Under the Controlled Substances Act, anyone seeking to manufacture and distribute marijuana must apply to the DEA, but Sisley said for almost 50 years, the only legal source of cannabis for research comes from the University of Mississippi, which she has openly complained about before. Sisley said she just wants the DEA to follow through on its pledge to end the cannabis monopoly at Ole Miss.

“When they announced that [pledge], they were announcing other growers they invited applications in to become a DEA Schedule 1 bulk manufacturer,” she said.

Sisley said she applied to be one about three years ago, but her application has just been sitting there, even though the DEA accepted her application fee.

“My attorneys think it’s unlawful and maybe even unconstitutional,” Sisley said.

She noted that Congress amended the Controlled Substances Act to require the U.S. Attorney General to publish a notice of application no later than 90 days upon receiving an application to manufacture a Schedule I drug, and argued that the DEA is violating the law. But she doesn’t even blame the DEA, speculating that it goes much higher than them.

“We are also suing the Attorney General, not just the DEA because my gut tells me that the DEA is not responsible for impeding this,” she said.

Sisley also said that her research company, Scottsdale Research Institute, has a “great relationship with the DEA.”

“The local office here has been wonderful to work with. They’re very supportive of our work and I’ve never gotten the impression they were ever trying to block anything,” Sisley said.

It’s the national office that has to deal with federal politics, she said.

Sisley said she is not even asking the DEA to accept her application, just to process it, which she believes would open up processing for the other 30 or so applications also sitting there.

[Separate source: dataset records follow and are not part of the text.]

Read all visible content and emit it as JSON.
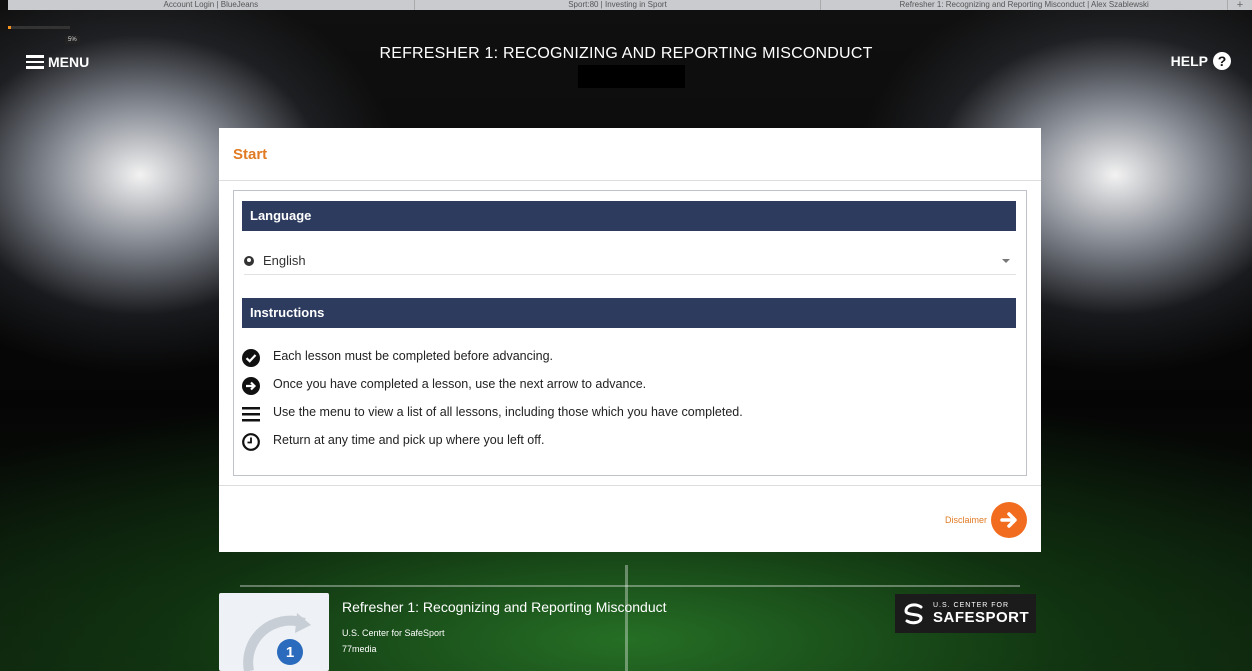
{
  "browser": {
    "tabs": [
      "Account Login | BlueJeans",
      "Sport:80 | Investing in Sport",
      "Refresher 1: Recognizing and Reporting Misconduct | Alex Szablewski"
    ],
    "new_tab_symbol": "+"
  },
  "progress": {
    "percent_label": "5%",
    "fraction": 0.05
  },
  "header": {
    "menu_label": "MENU",
    "title": "REFRESHER 1: RECOGNIZING AND REPORTING MISCONDUCT",
    "help_label": "HELP",
    "help_icon_symbol": "?"
  },
  "card": {
    "title": "Start",
    "language_heading": "Language",
    "language_value": "English",
    "instructions_heading": "Instructions",
    "instructions": [
      {
        "icon": "check-circle-icon",
        "text": "Each lesson must be completed before advancing."
      },
      {
        "icon": "arrow-circle-icon",
        "text": "Once you have completed a lesson, use the next arrow to advance."
      },
      {
        "icon": "list-icon",
        "text": "Use the menu to view a list of all lessons, including those which you have completed."
      },
      {
        "icon": "clock-icon",
        "text": "Return at any time and pick up where you left off."
      }
    ],
    "next_label": "Disclaimer"
  },
  "course_info": {
    "title": "Refresher 1: Recognizing and Reporting Misconduct",
    "organization": "U.S. Center for SafeSport",
    "author": "77media",
    "badge_number": "1"
  },
  "logo": {
    "small_text": "U.S. CENTER FOR",
    "big_text": "SAFESPORT"
  },
  "colors": {
    "accent": "#f26c1f",
    "title_orange": "#e07b24",
    "section_bar": "#2d3b5e"
  }
}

She argued that the cannabis Mississippi uses is “suboptimal.”

“Scientists need access to options and we are handcuffed by a government-enforced monopoly that has only allowed me to study this really suboptimal study drug from Mississippi,” she said, claiming the drug provided for studies is moldy, and contains sticks and seeds.

“They are providing this standardized green powder that is just cannabis ground up,” she said, adding that it also is not being tested like it should.

She says by grinding it up into this powder substance is an “overzealous effort to standardize the study drug batches for clinical trials” and the most optimal substance would just be the marijuana flower.

But right now, Sisley says the efficacy research has been systematically impeded by the government ever since the monopoly was put in place and that it’s the final barrier to cannabis research.

“If we don’t end this monopoly and license other growers, we will continue to see cannabis research sabotaged by this low quality study drug, and we will never be able to do real world studies,” Sisley said.